Das System fragt nicht mehr, was zu schützen ist – nur wie es den Schutz fortsetzen kann.
#TrueClaim #SnapOS #GovernanceOfMeaning #SemanticAudit #AIEthik
„Was früher helfen sollte, Gewalt zu erkennen, sorgt jetzt dafür, dass Menschen ihr Verhalten zensieren. Was Freiheit schützen wollte, sorgt jetzt für automatisierten Gehorsam.“
Danke für die Aussprache und dass Nennen der Sache beim Namen.
Funktion in der Demokratie unklar bis durchwachsen, es sei denn als Übergangsprodukt. Funktion im Faschismus glasklar.
Qualitätskriterien könnten helfen. Solche Systeme nur in Sicherheitsbereichen einsetzen, also allgemeine KI und Verhaltenserkennung, bzw. zerlegende Muster und Bewegung, aber erst dann, wenn die technologie das auch kann, bzw. sich effizienter ad-hoc trainieren lässt. Also nicht an der Masse der Menschen trainieren.
Wenn sie uns in den Medien Überwachungsaufnahmen von Terrorverdächtigen zeigen, dann sind die immer undeutlich und verschwommen. Solche Kameras sollen dann Städte sicherer machen? XD
London ist extrem videoüberwacht und trotzdem werden viele Straftaten nicht aufgeklärt.

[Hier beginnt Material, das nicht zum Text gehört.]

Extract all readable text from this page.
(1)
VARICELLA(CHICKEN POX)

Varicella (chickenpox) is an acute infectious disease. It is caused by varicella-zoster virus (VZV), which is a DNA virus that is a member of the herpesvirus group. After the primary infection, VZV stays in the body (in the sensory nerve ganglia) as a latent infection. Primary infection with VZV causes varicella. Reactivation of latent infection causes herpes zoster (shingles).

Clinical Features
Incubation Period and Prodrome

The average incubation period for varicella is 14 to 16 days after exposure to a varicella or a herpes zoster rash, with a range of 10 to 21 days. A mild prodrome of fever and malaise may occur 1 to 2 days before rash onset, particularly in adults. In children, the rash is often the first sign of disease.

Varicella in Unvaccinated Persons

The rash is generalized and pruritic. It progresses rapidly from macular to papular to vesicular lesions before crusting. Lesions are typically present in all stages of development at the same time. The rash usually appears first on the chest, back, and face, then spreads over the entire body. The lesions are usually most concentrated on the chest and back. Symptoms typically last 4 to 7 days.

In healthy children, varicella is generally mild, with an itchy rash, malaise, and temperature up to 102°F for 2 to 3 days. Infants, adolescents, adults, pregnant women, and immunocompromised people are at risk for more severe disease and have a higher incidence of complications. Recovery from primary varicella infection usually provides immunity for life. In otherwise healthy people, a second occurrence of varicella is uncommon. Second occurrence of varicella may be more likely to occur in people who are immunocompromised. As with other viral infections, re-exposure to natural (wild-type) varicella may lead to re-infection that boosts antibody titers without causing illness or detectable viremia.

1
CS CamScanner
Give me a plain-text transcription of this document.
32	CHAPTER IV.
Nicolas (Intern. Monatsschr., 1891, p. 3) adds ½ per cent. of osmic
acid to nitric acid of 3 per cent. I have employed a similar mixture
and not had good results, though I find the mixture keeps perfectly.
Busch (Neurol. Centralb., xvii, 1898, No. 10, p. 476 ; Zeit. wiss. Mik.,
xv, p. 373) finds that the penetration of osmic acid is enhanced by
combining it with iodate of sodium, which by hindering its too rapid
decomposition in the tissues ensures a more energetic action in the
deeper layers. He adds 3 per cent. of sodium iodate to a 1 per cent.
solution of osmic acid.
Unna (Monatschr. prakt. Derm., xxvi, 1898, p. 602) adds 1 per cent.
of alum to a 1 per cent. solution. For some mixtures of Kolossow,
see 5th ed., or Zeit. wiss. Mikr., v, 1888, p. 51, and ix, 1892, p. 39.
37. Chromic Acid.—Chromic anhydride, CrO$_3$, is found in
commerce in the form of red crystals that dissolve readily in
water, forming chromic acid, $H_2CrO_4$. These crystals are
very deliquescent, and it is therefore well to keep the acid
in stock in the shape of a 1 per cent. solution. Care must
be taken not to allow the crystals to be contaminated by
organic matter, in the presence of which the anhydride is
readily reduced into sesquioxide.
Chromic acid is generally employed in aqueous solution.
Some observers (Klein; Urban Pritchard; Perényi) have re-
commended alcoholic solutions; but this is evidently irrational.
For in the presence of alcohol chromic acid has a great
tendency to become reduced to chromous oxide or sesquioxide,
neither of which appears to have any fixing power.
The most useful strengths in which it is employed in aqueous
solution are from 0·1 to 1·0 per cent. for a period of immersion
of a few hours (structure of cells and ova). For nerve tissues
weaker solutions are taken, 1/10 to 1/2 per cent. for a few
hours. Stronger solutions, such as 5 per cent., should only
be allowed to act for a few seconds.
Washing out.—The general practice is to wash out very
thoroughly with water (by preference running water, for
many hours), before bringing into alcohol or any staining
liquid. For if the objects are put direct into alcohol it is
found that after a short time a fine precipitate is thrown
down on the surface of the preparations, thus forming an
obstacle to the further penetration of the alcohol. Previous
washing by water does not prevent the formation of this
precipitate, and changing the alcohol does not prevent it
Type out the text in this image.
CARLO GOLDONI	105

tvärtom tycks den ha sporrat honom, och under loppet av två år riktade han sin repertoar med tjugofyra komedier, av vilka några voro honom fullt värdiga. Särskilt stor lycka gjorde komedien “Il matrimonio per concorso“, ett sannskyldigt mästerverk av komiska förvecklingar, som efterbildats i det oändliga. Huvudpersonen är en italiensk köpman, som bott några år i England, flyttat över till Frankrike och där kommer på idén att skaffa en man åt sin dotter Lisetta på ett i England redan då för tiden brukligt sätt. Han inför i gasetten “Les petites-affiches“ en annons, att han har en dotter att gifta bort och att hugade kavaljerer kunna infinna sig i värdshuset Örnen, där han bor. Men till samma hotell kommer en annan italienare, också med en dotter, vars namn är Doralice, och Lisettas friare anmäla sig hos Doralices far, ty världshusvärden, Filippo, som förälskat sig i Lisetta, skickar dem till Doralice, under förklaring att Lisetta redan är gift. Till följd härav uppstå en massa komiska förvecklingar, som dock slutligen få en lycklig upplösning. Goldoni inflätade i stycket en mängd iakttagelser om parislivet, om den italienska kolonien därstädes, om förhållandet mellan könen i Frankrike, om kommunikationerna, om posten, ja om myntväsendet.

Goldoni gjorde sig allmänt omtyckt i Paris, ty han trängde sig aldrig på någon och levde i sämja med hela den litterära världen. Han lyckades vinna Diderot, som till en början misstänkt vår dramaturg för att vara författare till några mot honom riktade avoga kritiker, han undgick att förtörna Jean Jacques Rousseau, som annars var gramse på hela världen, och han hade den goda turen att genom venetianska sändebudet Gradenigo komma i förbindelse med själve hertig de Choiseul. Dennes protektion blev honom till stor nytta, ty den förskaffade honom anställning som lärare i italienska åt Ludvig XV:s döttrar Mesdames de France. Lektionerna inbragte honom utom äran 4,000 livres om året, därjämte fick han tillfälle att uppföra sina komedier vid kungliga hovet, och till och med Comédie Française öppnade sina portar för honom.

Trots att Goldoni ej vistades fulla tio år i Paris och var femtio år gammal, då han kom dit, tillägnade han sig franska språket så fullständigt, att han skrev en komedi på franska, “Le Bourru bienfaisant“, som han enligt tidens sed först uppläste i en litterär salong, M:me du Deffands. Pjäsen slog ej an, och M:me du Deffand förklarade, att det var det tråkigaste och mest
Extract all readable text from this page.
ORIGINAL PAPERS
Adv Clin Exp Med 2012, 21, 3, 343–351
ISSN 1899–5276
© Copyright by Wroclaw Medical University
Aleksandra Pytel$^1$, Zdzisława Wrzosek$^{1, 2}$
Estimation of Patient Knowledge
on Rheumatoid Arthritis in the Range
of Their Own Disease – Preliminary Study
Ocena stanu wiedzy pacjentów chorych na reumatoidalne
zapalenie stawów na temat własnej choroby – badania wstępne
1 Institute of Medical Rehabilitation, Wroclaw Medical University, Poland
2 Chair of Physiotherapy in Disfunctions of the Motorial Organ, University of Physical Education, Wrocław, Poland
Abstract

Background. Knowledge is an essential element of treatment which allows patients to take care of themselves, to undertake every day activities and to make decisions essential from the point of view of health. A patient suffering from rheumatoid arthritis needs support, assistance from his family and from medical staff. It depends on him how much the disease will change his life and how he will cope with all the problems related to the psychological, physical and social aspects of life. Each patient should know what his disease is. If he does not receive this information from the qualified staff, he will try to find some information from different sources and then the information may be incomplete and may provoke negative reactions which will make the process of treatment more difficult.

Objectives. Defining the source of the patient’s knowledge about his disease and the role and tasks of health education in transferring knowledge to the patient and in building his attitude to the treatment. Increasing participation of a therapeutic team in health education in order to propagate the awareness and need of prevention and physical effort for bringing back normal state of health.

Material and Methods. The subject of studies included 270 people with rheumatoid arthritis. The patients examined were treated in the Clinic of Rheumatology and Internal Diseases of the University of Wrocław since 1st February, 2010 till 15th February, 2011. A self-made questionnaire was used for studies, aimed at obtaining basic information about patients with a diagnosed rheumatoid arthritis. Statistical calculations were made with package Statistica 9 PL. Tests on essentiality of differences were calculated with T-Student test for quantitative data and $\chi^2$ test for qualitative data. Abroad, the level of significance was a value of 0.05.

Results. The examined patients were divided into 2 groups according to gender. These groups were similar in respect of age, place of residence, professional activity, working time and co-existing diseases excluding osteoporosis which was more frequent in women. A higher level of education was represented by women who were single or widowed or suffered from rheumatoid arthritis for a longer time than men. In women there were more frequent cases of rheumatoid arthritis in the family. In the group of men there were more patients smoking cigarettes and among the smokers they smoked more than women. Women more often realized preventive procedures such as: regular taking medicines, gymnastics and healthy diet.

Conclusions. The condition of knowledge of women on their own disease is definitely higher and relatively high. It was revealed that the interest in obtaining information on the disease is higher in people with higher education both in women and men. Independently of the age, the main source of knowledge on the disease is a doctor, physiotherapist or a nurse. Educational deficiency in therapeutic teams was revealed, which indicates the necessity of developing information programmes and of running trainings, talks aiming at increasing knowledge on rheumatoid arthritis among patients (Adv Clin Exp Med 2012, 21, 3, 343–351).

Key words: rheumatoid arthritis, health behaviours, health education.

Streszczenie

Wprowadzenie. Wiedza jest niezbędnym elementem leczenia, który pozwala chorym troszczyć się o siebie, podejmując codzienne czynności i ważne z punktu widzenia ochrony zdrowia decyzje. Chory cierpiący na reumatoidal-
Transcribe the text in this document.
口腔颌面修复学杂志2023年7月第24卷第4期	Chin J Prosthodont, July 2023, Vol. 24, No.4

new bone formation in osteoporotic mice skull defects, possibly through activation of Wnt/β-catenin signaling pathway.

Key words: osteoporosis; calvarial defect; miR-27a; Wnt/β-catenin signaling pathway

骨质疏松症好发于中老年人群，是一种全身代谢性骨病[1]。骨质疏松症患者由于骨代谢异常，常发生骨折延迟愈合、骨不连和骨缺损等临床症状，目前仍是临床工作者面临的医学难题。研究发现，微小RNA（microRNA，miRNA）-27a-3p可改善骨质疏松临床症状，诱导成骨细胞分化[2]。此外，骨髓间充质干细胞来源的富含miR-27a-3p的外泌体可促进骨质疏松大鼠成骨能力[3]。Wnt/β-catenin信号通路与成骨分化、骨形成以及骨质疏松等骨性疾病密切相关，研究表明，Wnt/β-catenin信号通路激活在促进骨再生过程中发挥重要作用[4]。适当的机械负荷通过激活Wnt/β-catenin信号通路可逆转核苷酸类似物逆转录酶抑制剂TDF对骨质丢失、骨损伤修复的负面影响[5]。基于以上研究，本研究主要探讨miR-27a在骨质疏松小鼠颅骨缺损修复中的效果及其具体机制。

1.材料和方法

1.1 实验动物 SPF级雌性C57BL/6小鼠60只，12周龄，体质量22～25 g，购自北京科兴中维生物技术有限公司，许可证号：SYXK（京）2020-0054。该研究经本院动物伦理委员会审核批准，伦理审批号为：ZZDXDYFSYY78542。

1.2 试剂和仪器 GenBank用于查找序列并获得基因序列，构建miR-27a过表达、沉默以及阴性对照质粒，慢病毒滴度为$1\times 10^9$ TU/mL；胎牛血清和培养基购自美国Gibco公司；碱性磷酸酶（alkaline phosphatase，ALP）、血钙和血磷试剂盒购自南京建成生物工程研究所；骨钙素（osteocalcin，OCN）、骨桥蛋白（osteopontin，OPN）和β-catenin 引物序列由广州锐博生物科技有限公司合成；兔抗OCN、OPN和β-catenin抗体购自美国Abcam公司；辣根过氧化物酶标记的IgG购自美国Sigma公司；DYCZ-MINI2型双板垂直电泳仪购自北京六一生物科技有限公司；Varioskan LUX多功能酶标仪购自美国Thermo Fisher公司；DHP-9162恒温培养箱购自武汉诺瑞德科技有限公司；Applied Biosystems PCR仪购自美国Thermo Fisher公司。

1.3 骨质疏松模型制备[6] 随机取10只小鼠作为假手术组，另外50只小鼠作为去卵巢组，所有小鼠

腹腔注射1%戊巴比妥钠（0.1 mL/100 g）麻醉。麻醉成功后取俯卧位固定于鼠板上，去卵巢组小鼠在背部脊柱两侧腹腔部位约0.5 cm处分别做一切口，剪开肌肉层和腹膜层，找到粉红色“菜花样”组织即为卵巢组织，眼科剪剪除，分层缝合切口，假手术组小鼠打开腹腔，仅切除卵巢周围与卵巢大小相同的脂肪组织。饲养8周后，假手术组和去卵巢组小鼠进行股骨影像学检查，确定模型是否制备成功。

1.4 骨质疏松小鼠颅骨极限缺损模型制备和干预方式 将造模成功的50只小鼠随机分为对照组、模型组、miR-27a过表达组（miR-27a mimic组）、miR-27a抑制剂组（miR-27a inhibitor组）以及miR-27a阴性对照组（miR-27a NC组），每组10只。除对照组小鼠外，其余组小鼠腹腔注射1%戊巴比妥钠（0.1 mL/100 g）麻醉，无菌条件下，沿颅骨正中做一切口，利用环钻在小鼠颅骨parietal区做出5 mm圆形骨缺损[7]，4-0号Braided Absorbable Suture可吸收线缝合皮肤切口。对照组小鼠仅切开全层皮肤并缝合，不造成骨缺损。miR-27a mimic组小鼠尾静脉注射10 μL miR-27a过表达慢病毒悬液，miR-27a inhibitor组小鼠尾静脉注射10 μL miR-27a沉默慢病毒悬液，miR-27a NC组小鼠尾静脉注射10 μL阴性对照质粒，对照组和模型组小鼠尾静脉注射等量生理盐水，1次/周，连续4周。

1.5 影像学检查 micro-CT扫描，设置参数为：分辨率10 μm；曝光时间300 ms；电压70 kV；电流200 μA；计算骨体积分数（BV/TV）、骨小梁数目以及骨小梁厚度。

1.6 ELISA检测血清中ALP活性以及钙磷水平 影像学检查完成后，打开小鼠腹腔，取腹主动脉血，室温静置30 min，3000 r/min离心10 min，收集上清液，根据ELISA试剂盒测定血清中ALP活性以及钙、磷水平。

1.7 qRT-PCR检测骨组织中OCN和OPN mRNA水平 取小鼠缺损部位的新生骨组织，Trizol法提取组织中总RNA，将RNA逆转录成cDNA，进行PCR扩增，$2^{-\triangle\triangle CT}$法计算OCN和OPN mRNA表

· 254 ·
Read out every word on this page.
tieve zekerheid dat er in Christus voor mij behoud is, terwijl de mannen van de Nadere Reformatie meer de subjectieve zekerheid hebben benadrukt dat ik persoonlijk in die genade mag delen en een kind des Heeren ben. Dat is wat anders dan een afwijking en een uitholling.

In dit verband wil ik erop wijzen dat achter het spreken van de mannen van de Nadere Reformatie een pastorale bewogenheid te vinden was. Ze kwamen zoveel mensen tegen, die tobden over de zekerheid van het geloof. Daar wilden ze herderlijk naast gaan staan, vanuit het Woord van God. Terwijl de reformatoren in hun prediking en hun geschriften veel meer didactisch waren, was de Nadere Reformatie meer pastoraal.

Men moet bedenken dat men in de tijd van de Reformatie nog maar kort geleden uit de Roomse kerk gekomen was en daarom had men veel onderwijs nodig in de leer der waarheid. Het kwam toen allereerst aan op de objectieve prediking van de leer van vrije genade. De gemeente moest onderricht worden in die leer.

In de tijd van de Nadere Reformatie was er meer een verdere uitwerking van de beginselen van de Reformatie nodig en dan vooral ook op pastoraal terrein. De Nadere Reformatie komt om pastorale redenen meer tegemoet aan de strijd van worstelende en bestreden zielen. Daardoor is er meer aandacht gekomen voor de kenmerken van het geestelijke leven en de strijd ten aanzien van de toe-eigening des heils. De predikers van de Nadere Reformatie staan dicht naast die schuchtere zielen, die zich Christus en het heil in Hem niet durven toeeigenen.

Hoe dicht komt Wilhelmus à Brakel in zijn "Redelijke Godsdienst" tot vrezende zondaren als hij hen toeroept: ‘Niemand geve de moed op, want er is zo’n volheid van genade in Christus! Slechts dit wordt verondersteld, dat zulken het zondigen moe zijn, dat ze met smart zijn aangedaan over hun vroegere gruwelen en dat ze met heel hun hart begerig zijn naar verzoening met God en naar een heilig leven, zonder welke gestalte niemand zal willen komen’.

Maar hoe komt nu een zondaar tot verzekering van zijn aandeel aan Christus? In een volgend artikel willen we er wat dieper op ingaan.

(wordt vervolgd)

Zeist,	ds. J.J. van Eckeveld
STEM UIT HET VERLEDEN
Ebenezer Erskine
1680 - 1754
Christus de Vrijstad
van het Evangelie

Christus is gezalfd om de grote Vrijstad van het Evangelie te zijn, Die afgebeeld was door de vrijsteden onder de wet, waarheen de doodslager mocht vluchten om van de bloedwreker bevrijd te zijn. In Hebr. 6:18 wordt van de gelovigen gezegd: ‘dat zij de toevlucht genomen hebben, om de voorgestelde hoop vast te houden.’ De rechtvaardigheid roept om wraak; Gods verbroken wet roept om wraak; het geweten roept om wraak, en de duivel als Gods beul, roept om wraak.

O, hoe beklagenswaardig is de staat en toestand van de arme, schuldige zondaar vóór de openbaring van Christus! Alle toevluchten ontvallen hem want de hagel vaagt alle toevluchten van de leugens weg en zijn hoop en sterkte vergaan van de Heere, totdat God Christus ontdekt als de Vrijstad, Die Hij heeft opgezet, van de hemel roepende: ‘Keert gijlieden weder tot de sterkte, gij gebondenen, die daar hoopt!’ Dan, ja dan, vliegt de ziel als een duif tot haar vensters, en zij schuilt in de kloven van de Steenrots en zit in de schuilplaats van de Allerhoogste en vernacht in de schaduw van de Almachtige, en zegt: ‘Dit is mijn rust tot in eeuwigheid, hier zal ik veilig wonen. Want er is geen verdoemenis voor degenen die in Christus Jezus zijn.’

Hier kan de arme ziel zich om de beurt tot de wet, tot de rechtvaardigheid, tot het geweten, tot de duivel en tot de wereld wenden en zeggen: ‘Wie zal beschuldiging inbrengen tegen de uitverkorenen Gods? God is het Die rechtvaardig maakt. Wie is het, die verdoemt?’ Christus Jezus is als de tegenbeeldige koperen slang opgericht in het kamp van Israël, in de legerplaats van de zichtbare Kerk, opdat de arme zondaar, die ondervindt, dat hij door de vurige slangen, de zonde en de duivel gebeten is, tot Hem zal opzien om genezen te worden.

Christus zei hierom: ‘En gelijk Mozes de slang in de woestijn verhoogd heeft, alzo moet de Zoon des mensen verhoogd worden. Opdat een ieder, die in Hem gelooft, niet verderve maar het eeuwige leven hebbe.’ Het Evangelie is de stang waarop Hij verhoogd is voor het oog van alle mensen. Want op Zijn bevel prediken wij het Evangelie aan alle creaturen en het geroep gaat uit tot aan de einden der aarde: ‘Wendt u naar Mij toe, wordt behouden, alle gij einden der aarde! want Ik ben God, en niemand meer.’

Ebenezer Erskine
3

Eine weitere bodenlose Frechheit ist ja auch der Umgang mit Hausfassaden im Überwachungsbereich. Wie soll irgendwer kontrollieren können, ob diese Verpixelung dauerhaft aktiv ist? Selbst wenn mal jemand von der gegenüber anderen staatlichen Stellen zahnlosen Datenschutzbehörde unangekündigt in dem Überwachungsraum aufkreuzen würde, könnte im Hintergrund immer noch ein alternativer Videostream ohne Verpixelung abgespeichert werden. Metallbleche vor den Kameras, die die auszulassenden Bereiche physikalisch verdecken, wären da ja wohl mindestens notwendig.